Persistent cough following an upper respiratory tract infection (URTI) is common in clinical practice. We investigated the effects of procaterol on cough-specific quality of life (QoL) and peripheral-airway function among adults suffering from postinfectious cough (PIC).
This was a prospective, randomized, double-blinded placebo-controlled trial (NCT02349919) conducted at a university hospital. Seventy-four non-asthmatic adults who had persistent post-URTI cough for ≥3 weeks were assessed by a physical examination, chest/paranasal sinus radiographs, spirometry, and impulse oscillometry (IOS) and were allocated to receive procaterol or placebo for 4 weeks. The Thai version of the Leicester Cough Questionnaire (LCQ-T), spirometry and IOS were assessed at baseline, 2 weeks, and 4 weeks.
Mean LCQ-T total scores for the procaterol group (10.8) and placebo group (10.9) at baseline were not significantly different (P=0.821). After adjustment for baseline Borg Cough Scale score and post-nasal drip, the mean between-group difference was not significant for LCQ-T total score (-1.26; 95% confidence interval [CI], -2.69 to 0.17), physical domain score (-0.35; 95% CI, -0.76 to 0.06), psychological domain score (-0.53; 95% CI, -1.06 to 0.01), or social domain score (-0.38; 95% CI, -0.92 to 0.16). Large improvements in LCQ-T total score were reported in both groups after 2 weeks (procaterol, 4.21±2.73; placebo, 5.34±3.2), and 4 weeks (procaterol, 5.94±3.68; placebo, 7.07±3.44). No differences between groups were found in the mean changes of spirometry or IOS parameters after 4 weeks.

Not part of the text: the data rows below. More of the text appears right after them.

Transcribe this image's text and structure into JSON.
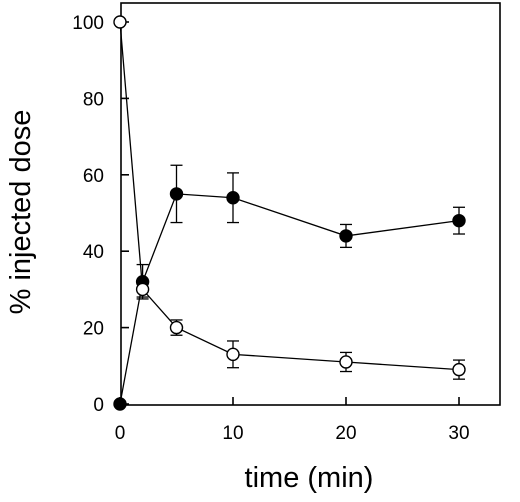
{
  "chart_data": {
    "type": "line",
    "title": "",
    "xlabel": "time (min)",
    "ylabel": "% injected dose",
    "xlim": [
      0,
      35
    ],
    "ylim": [
      0,
      100
    ],
    "x_ticks": [
      0,
      10,
      20,
      30
    ],
    "y_ticks": [
      0,
      20,
      40,
      60,
      80,
      100
    ],
    "grid": false,
    "legend": "none",
    "series": [
      {
        "marker": "filled-circle",
        "color": "#000000",
        "x": [
          0,
          2,
          5,
          10,
          20,
          30
        ],
        "y": [
          0,
          32,
          55,
          54,
          44,
          48
        ],
        "err": [
          0,
          4.5,
          7.5,
          6.5,
          3,
          3.5
        ]
      },
      {
        "marker": "open-circle",
        "color": "#000000",
        "x": [
          0,
          2,
          5,
          10,
          20,
          30
        ],
        "y": [
          100,
          30,
          20,
          13,
          11,
          9
        ],
        "err": [
          0,
          2,
          2,
          3.5,
          2.5,
          2.5
        ]
      }
    ]
  }
}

Our study shows that procaterol is not effective in the treatment of PIC, in terms of improvement of cough-specific QoL or peripheral-airway function.
上呼吸道感染(URTI)后持续咳嗽在临床实践中很常见。我们研究了丙卡特罗对感染后咳嗽(PIC)成人患者咳嗽特异性生活质量(QoL)和外周气道功能的影响。
这是一项在大学医院进行的前瞻性、随机、双盲、安慰剂对照试验(NCT02349919)。对74名非哮喘且上呼吸道感染后持续咳嗽≥3周的成年人进行体格检查、胸部/鼻窦X光片、肺功能测定和脉冲振荡法(IOS)评估,并将其分为接受丙卡特罗或安慰剂治疗4周。在基线、2周和4周时评估泰国版莱斯特咳嗽问卷(LCQ-T)、肺功能测定和IOS。
丙卡特罗组(10.8)和安慰剂组(10.9)在基线时的平均LCQ-T总分无显著差异(P = 0.821)。在对基线Borg咳嗽量表评分和鼻后滴漏进行校正后,LCQ-T总分(-1.26;95%置信区间[CI],-2.69至0.17)、身体领域评分(-0.35;95%CI,-0.76至0.06)、心理领域评分(-0.53;95%CI,-1.06至0.01)或社会领域评分(-0.38;95%CI,-0.92至0.16)的组间平均差异均不显著。两组在2周(丙卡特罗,4.21±2.73;安慰剂,5.34±3.2)和4周(丙卡特罗,5.94±3.68;安慰剂,7.07±3.44)后LCQ-T总分均有大幅改善。4周后,两组在肺功能测定或IOS参数的平均变化方面未发现差异。
我们的研究表明,就改善咳嗽特异性QoL或外周气道功能而言,丙卡特罗对PIC的治疗无效。